Amir Ahmed Shaikh, until recently the police chief of southern Karachi, the worst affected part of the city, said gangsters backed by political clout had held Karachi to ransom. Extortion has become a hugely lucrative source of earnings for the gangs, with one intelligence official saying around $14 million a month is extorted in Karachi.
Traders and businessmen are the ideal prey for the extortionists, and many have fled the city, which accounts for more than 40 percent of Pakistan’s GDP.
“Some 40,000 to 45,000 traders and shopkeepers have migrated from Karachi to the Punjab province as their properties and lives both are not safe and secured here,” said Atiq Mir, chairman of Karachi Traders Alliance, a representative body of the city’s small to medium traders.

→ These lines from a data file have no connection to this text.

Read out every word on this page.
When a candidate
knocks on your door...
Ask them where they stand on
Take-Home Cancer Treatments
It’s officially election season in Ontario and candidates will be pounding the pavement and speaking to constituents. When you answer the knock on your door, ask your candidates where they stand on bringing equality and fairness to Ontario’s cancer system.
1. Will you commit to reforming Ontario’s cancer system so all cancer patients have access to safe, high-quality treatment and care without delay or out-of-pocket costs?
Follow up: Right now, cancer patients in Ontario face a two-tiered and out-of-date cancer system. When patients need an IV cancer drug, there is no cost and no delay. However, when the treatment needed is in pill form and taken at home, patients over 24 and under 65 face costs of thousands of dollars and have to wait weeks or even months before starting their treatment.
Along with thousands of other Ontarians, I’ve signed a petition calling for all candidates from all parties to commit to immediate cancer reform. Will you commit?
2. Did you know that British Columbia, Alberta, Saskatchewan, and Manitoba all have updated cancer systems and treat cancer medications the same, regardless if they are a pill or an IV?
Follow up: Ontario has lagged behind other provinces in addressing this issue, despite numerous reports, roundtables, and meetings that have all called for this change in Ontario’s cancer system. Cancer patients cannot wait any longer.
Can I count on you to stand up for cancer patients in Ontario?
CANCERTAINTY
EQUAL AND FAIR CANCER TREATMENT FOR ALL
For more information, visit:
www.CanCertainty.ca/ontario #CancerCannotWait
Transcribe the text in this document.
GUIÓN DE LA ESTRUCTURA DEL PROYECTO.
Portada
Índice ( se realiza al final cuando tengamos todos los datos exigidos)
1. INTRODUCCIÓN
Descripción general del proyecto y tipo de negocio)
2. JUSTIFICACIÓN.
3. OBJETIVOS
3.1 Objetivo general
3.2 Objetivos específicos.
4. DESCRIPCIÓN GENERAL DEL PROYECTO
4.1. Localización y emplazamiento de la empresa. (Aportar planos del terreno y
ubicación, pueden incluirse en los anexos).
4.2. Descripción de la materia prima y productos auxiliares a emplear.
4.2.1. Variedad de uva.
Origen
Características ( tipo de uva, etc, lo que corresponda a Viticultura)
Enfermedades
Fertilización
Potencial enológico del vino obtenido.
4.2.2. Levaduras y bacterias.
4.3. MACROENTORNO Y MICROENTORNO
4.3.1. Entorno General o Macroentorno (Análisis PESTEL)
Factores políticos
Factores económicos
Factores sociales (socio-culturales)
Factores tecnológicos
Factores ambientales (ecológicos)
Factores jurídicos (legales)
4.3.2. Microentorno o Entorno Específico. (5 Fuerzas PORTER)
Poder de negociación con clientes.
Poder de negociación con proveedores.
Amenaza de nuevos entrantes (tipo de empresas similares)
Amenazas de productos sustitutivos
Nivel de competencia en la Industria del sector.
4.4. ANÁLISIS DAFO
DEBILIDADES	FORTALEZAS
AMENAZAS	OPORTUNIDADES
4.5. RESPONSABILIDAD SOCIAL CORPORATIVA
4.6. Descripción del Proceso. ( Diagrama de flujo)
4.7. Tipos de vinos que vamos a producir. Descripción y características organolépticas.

The current crackdown has seen Rangers use powerful motorbikes to chase suspects down the narrow, twisting streets that remained off-limits in previous missions using heavy vehicles. Hundreds of alleged target killers, extortionists and gangsters have been arrested since the start of the operation, Rangers and police say.
Fateh Mohammad Burfat, professor of sociology and criminology at the state-run Karachi University, said the crackdown seemed to be working.
“Peace seems to have returned to the city and the common man, after a long time, has breathed a sigh of relief ever since the operation began,” he said. “It is the neutrality of the operation which is key to its success and so far the police and Rangers are executing the operation indiscriminately and with objectivity.”
Others are not convinced the lull will last. Making arrests is one thing, but getting convictions in Pakistan’s sclerotic legal system is another. Police say more needs to be done to protect witnesses, currently too scared of reprisals to give evidence.
Tauseef Ahmed Khan, a professor at Federal Urdu University in Karachi and a prominent newspaper columnist, said the real proof of the operation’s effectiveness would come with the Islamic holy month of Muharram, due to start in early November. “It seems artificial to me though there are some vital signs as they have arrested criminals even-handed,” said Khan. “But one would like to see how the month of Muharram passes and it would be a good litmus test of the ongoing operation.”
Muharram, which culminates with Ashura, the holiest day in the Shia Muslim calendar when the faithful march to mourn the seventh-century killing of Imam Hussein, is frequently a flashpoint for sectarian violence.